Methods of manufacting flex circuit are well known in the art. Typically, copper metalized films of polyester or polyimide on a substrate are screen printed with an etch resist over the copper film. Then the unmasked copper is etched away, and the etch resist is subsequently stripped. A protective layer is then added, exposing only areas that will be interconnected to other components or contacts.
Copper films used in the method described above, typically being 0.7 to 3.0 mils thick, require considerable amounts of etch chemicals and manufacturing time. Furthermore, the etch resist requires stripping, thereby adding additional chemistry and manufacturing time.
Sputter metallization coated polyester or polyimides are inexpensive, but are metalized too thinly (1000.ANG. to 1-micron) to provide the adequate flexible mechanical integrity needed for useful flex circuits. Additional plating would be required in order to effect any flexible mechanical integrity in a flex circuit. Despits its poor mechanical attributes, sputter metallization typically has low sheet resistances. For instance, Sputter deposited copper, depending on thickness, has a typical sheet reistance 0.1 to 5 milliohms per square.
Polymer thick film (PTF) systems, on the other hand, adequately and inexpensively provide mechanical integrity in flex circuits, but unfortunately have a high resistance.

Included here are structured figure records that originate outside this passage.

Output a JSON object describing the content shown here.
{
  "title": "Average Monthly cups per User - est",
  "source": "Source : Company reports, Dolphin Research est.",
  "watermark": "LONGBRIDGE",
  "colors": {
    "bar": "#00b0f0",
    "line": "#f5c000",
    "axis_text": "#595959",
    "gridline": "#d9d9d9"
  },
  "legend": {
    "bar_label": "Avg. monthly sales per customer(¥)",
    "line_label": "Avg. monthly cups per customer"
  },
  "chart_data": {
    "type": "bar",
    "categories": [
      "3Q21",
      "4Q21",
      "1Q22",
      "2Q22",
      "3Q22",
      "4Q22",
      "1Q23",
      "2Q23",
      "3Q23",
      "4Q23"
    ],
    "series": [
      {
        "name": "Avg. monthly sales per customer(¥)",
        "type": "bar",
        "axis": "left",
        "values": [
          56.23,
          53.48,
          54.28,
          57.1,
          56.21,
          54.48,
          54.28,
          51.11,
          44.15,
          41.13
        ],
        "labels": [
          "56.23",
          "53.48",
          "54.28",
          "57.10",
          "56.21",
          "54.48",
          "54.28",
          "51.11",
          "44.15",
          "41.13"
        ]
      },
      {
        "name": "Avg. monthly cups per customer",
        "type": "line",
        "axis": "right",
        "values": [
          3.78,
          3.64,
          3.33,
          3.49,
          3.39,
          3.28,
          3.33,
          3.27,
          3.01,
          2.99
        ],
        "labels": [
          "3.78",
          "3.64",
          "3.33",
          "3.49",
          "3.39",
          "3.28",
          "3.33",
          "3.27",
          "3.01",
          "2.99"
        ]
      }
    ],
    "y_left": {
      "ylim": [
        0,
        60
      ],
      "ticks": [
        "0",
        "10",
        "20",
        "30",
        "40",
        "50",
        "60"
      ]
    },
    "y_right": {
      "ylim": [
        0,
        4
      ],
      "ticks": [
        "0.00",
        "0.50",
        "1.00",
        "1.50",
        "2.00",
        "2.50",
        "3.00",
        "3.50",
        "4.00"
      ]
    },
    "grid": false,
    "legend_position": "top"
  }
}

For instance, PTF has sheet resistances of 30 to 200 ohms per square, but is able to withstand millions of impacts and flexes without degradation. Reducing the resistance can be effected by loading the PTF with silver, but the cost benefits are defeated. Accordingly, a need exists for a low cost method of producing conductive patterns on a substrate utilizing the best attributes of the PTF system and the sputter metallization process, namely a low cost method of producing conductive patterns having low resistance and ruggedness to withstand many impacts and flexes.